La présentation se fera en français et aura lieu le Mercredi 8 juillet à 14h00 dans la salle 447 du Bâtiment IMAG-UGA (dans la limite des places autorisées)
Membres du jury :
Deep neural networks (DNNs) and particularly convolutional neural networks (CNNs) trained on large datasets are getting great success across a plethora of paramount applications. It has been providing powerful solutions and revolutionizing medicine, particularly, in the medical image analysis field. However, deep learning field comes up with multiple challenges: (1) training Convolutional Neural Networks (CNNs) is a computationally intensive and time-consuming task (2) introducing parallelism to CNNs in practice as it is a tedious, repetitive and error-prone process and (3) there is currently no broad study of the generalizability and the reproducibility of the CNN parallelism techniques on concrete medical imaging segmentation applications.

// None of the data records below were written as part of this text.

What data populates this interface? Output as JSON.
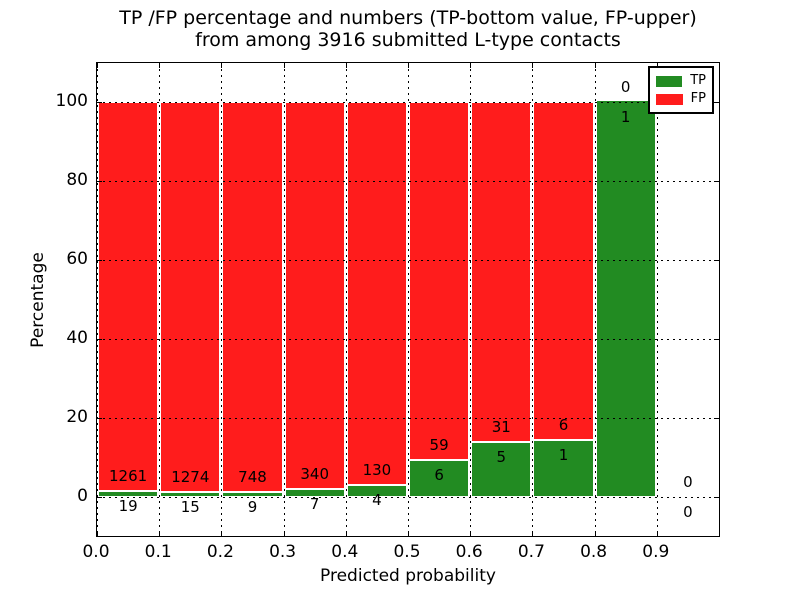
{
  "chart_data": {
    "type": "bar",
    "stacked": true,
    "percent_normalized": true,
    "title_lines": [
      "TP /FP percentage and numbers (TP-bottom value, FP-upper)",
      "from among 3916 submitted L-type contacts"
    ],
    "xlabel": "Predicted probability",
    "ylabel": "Percentage",
    "xlim": [
      0.0,
      1.0
    ],
    "ylim": [
      -10,
      110
    ],
    "xtick_labels": [
      "0.0",
      "0.1",
      "0.2",
      "0.3",
      "0.4",
      "0.5",
      "0.6",
      "0.7",
      "0.8",
      "0.9"
    ],
    "ytick_labels": [
      "0",
      "20",
      "40",
      "60",
      "80",
      "100"
    ],
    "grid": {
      "visible": true,
      "style": "dotted",
      "color": "#000000"
    },
    "total_submitted": 3916,
    "bins": [
      {
        "range": [
          0.0,
          0.1
        ],
        "tp": 19,
        "fp": 1261
      },
      {
        "range": [
          0.1,
          0.2
        ],
        "tp": 15,
        "fp": 1274
      },
      {
        "range": [
          0.2,
          0.3
        ],
        "tp": 9,
        "fp": 748
      },
      {
        "range": [
          0.3,
          0.4
        ],
        "tp": 7,
        "fp": 340
      },
      {
        "range": [
          0.4,
          0.5
        ],
        "tp": 4,
        "fp": 130
      },
      {
        "range": [
          0.5,
          0.6
        ],
        "tp": 6,
        "fp": 59
      },
      {
        "range": [
          0.6,
          0.7
        ],
        "tp": 5,
        "fp": 31
      },
      {
        "range": [
          0.7,
          0.8
        ],
        "tp": 1,
        "fp": 6
      },
      {
        "range": [
          0.8,
          0.9
        ],
        "tp": 1,
        "fp": 0
      },
      {
        "range": [
          0.9,
          1.0
        ],
        "tp": 0,
        "fp": 0
      }
    ],
    "legend": {
      "position": "upper right",
      "items": [
        {
          "label": "TP",
          "color": "#228B22"
        },
        {
          "label": "FP",
          "color": "#ff1c1c"
        }
      ]
    }
  },
  "colors": {
    "tp": "#228B22",
    "fp": "#ff1c1c",
    "background": "#ffffff",
    "frame": "#000000",
    "bar_edge": "#ffffff"
  }
}
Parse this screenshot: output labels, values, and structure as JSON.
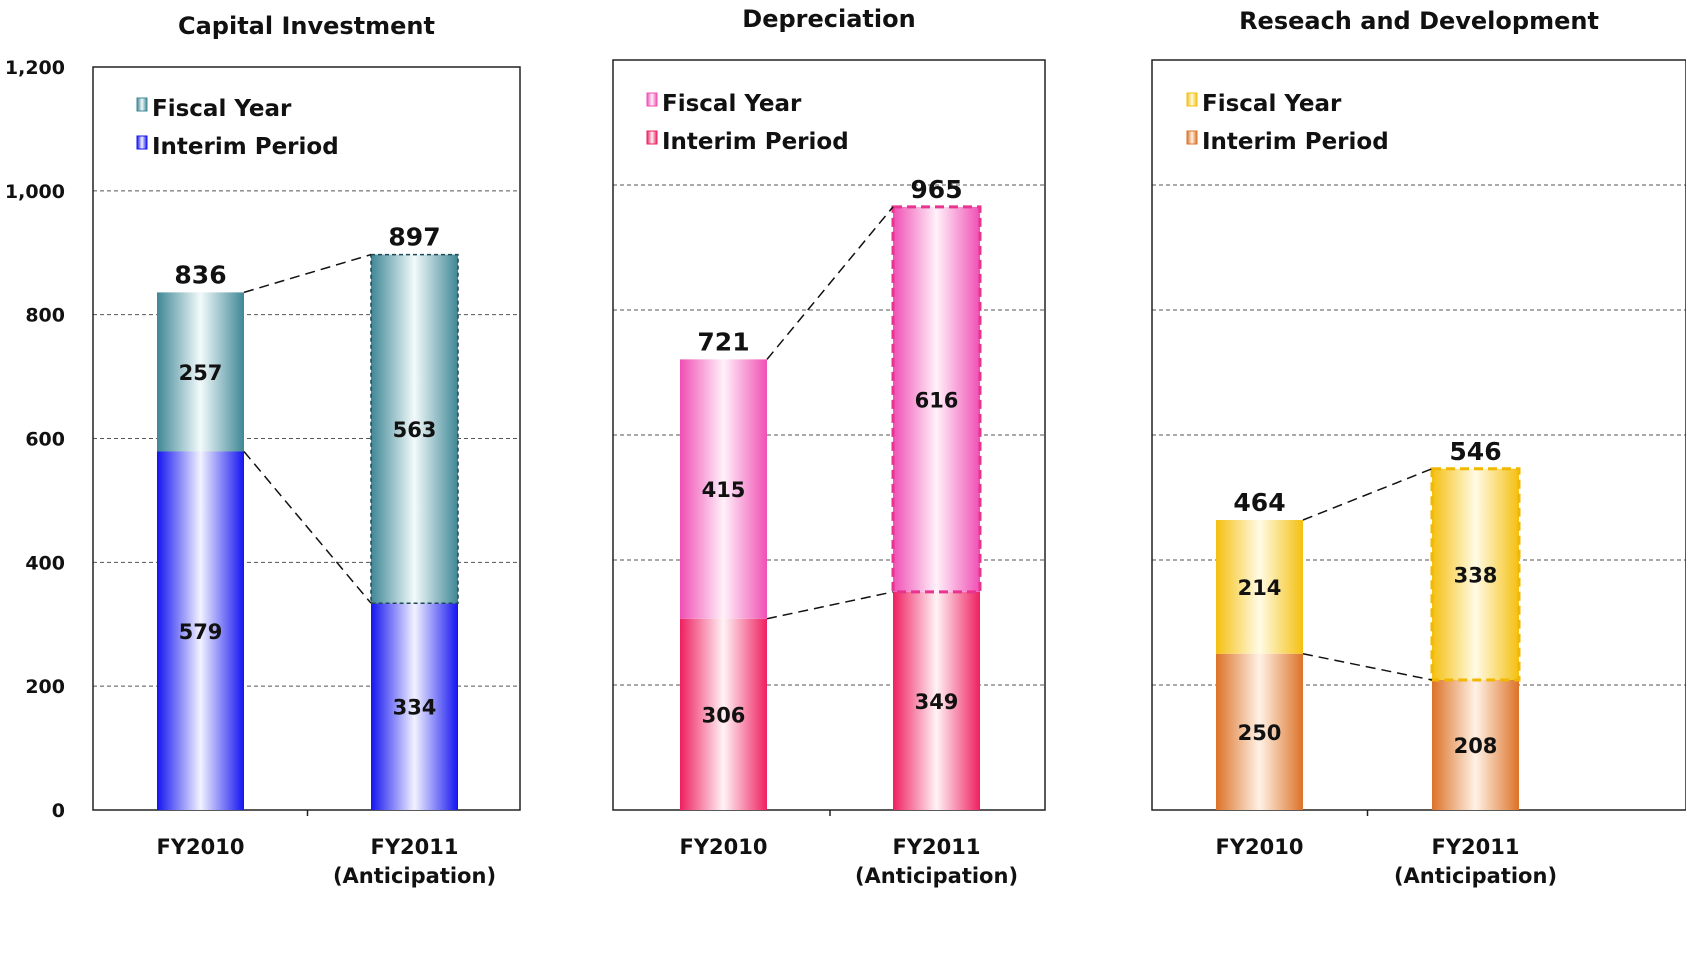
{
  "chart_data": [
    {
      "type": "bar",
      "stacked": true,
      "title": "Capital Investment",
      "categories": [
        "FY2010",
        "FY2011"
      ],
      "category_sublabels": [
        "",
        "(Anticipation)"
      ],
      "ylim": [
        0,
        1200
      ],
      "yticks": [
        "0",
        "200",
        "400",
        "600",
        "800",
        "1,000",
        "1,200"
      ],
      "series": [
        {
          "name": "Interim Period",
          "values": [
            579,
            334
          ],
          "color": "#2020ee"
        },
        {
          "name": "Fiscal Year",
          "values": [
            257,
            563
          ],
          "color": "#4a8f9e"
        }
      ],
      "totals": [
        836,
        897
      ],
      "legend_position": "top-left",
      "grid": true
    },
    {
      "type": "bar",
      "stacked": true,
      "title": "Depreciation",
      "categories": [
        "FY2010",
        "FY2011"
      ],
      "category_sublabels": [
        "",
        "(Anticipation)"
      ],
      "ylim": [
        0,
        1200
      ],
      "series": [
        {
          "name": "Interim Period",
          "values": [
            306,
            349
          ],
          "color": "#f0266b"
        },
        {
          "name": "Fiscal Year",
          "values": [
            415,
            616
          ],
          "color": "#f257b8"
        }
      ],
      "totals": [
        721,
        965
      ],
      "legend_position": "top-left",
      "grid": true
    },
    {
      "type": "bar",
      "stacked": true,
      "title": "Reseach and Development",
      "categories": [
        "FY2010",
        "FY2011"
      ],
      "category_sublabels": [
        "",
        "(Anticipation)"
      ],
      "ylim": [
        0,
        1200
      ],
      "series": [
        {
          "name": "Interim Period",
          "values": [
            250,
            208
          ],
          "color": "#e07a2e"
        },
        {
          "name": "Fiscal Year",
          "values": [
            214,
            338
          ],
          "color": "#f5c51d"
        }
      ],
      "totals": [
        464,
        546
      ],
      "legend_position": "top-left",
      "grid": true
    }
  ]
}
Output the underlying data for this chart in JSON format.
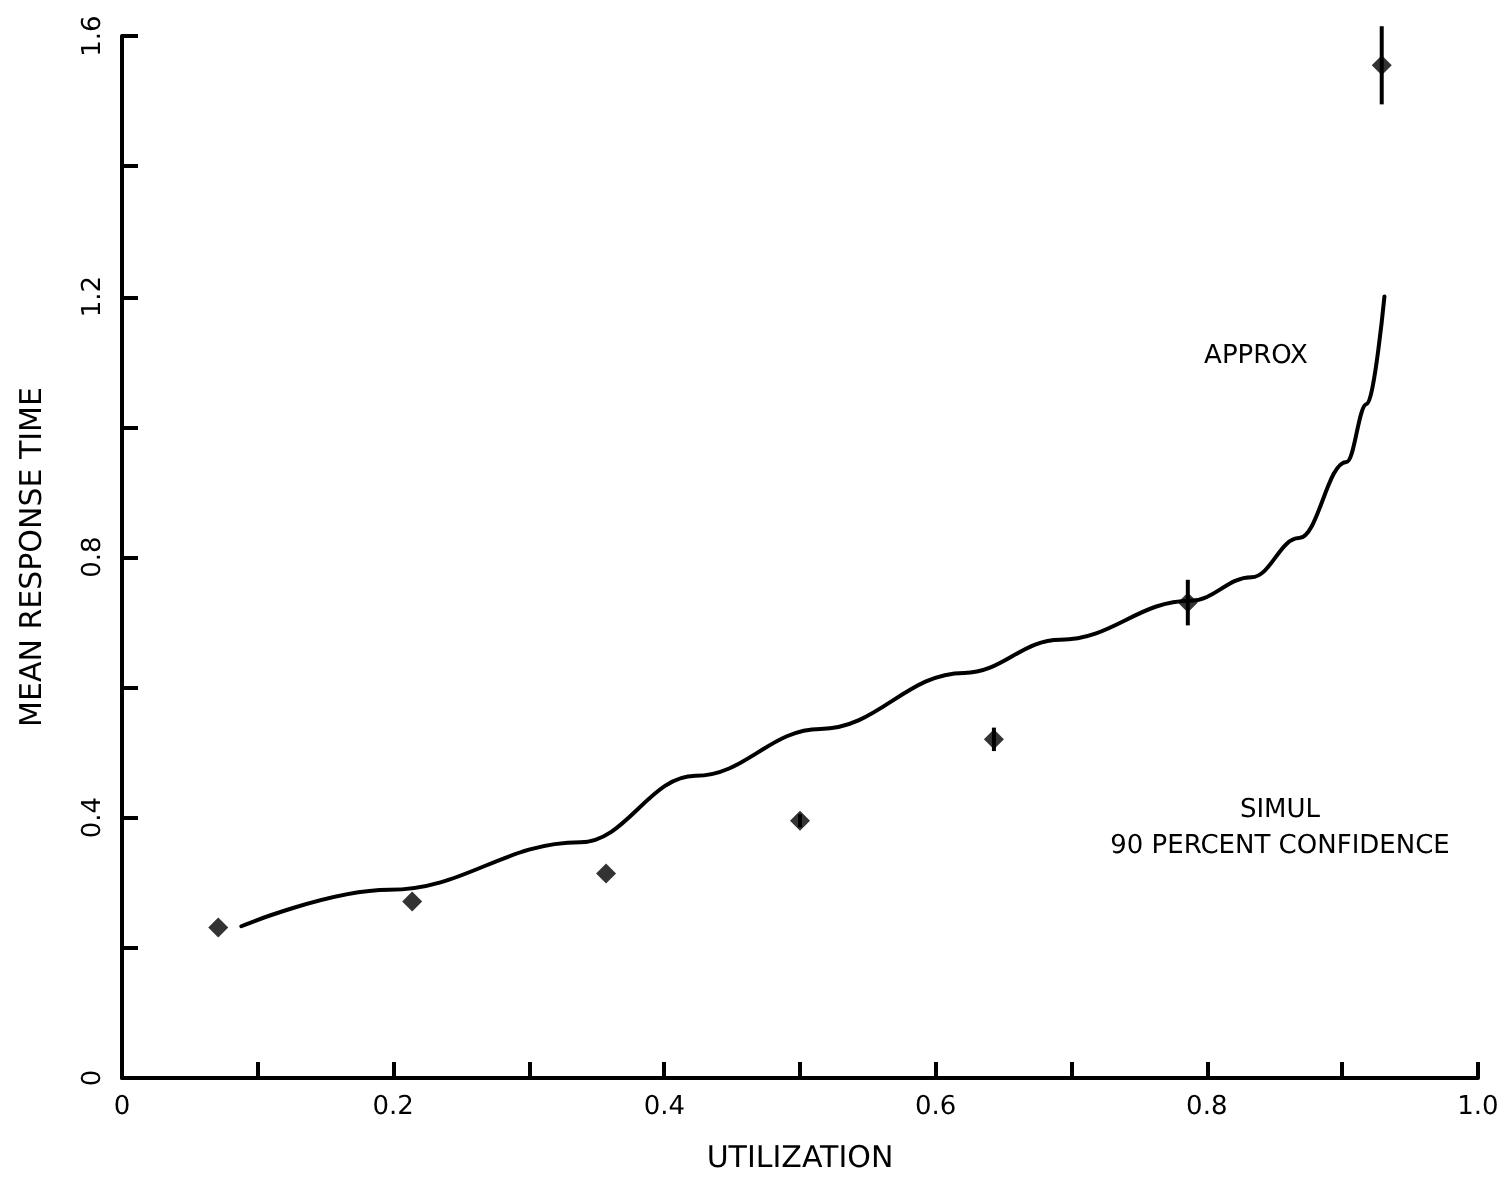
{
  "chart_data": {
    "type": "scatter",
    "xlabel": "UTILIZATION",
    "ylabel": "MEAN RESPONSE TIME",
    "xlim": [
      0,
      1
    ],
    "ylim": [
      0,
      1.6
    ],
    "xticks": [
      0,
      {
        "value": 0.1,
        "label": null
      },
      0.2,
      {
        "value": 0.3,
        "label": null
      },
      0.4,
      {
        "value": 0.5,
        "label": null
      },
      0.6,
      {
        "value": 0.7,
        "label": null
      },
      0.8,
      {
        "value": 0.9,
        "label": null
      },
      {
        "value": 1,
        "label": "1.0"
      }
    ],
    "yticks": [
      0,
      {
        "value": 0.2,
        "label": null
      },
      0.4,
      {
        "value": 0.6,
        "label": null
      },
      0.8,
      {
        "value": 1.0,
        "label": null
      },
      1.2,
      {
        "value": 1.4,
        "label": null
      },
      1.6
    ],
    "grid": false,
    "series": [
      {
        "color": "#000000",
        "marker": "diamond",
        "x": [
          0.071,
          0.214,
          0.357,
          0.5,
          0.643,
          0.786,
          0.929
        ],
        "values": [
          0.231,
          0.271,
          0.314,
          0.395,
          0.52,
          0.73,
          1.555
        ],
        "errors": [
          null,
          null,
          null,
          0.01,
          0.018,
          0.035,
          0.06
        ]
      },
      {
        "type": "line",
        "color": "#000000",
        "marker": "none",
        "line_style": "solid",
        "x": [
          0.088,
          0.197,
          0.338,
          0.423,
          0.515,
          0.621,
          0.692,
          0.788,
          0.833,
          0.868,
          0.903,
          0.918,
          0.931
        ],
        "values": [
          0.233,
          0.289,
          0.362,
          0.464,
          0.536,
          0.622,
          0.673,
          0.733,
          0.769,
          0.829,
          0.946,
          1.035,
          1.2
        ]
      }
    ],
    "annotations": [
      "APPROX",
      "SIMUL",
      "90 PERCENT CONFIDENCE"
    ]
  }
}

Within this context, the present PhD thesis aims to tackle the aforementioned challenges. To achieve this goal, we conceived, implemented and validated an all-in-one scalable and component-based deep learning parallelism platform for medical imaging segmentation. First, we introduce R2D2, an end-to-end scalable deep learning toolkit for medical imaging segmentation. R2D2 proposes a set of new distributed versions of widely-used deep learning architectures (FCN and U-Net) in order to speed up building new distributive deep learning models and reduce the gap between researchers and talent-intensive deep learning. Next, this thesis also introduces Auto-CNNp, a component-based software framework to automate CNN parallelism throughout encapsulating and hiding typical CNNs parallelization routine tasks within a backbone structure while being extensible for user-specific customization. The evaluation results of our proposed automated component-based approach are promising. It shows that a significant speedup in the CNN parallelization task has been achieved to the detriment of a negligible framework execution time, compared to the manual parallelization strategy.
The previously introduced couple of software solutions (R2D2 and Auto-CNNp) at our disposal led us to conduct a thorough and practical analysis of the generalizability of the CNN parallelism techniques to the imagining segmentation applications. Concurrently, we perform an in-depth literacy review aiming to identify the sources of variability and study reproducibility issues of deep learning training process for particular CNNs training configurations applied for medical imaging segmentation. We also draw a set of good practices recommendations aiming to alleviate the aforementioned reproducibility issues for medical imaging segmentation DNNs training process.
Finally, we make a number of observations based on a broad analysis of the results of the already conducted CNN parallelism experimental study which led us to propose a guideline and recommendations for scaling up CNNs for segmentation applications. We succeeded to eliminate the accuracy loss with scale for the U-Net CNN architecture and alleviate the accuracy degradation for the FCN CNN architecture.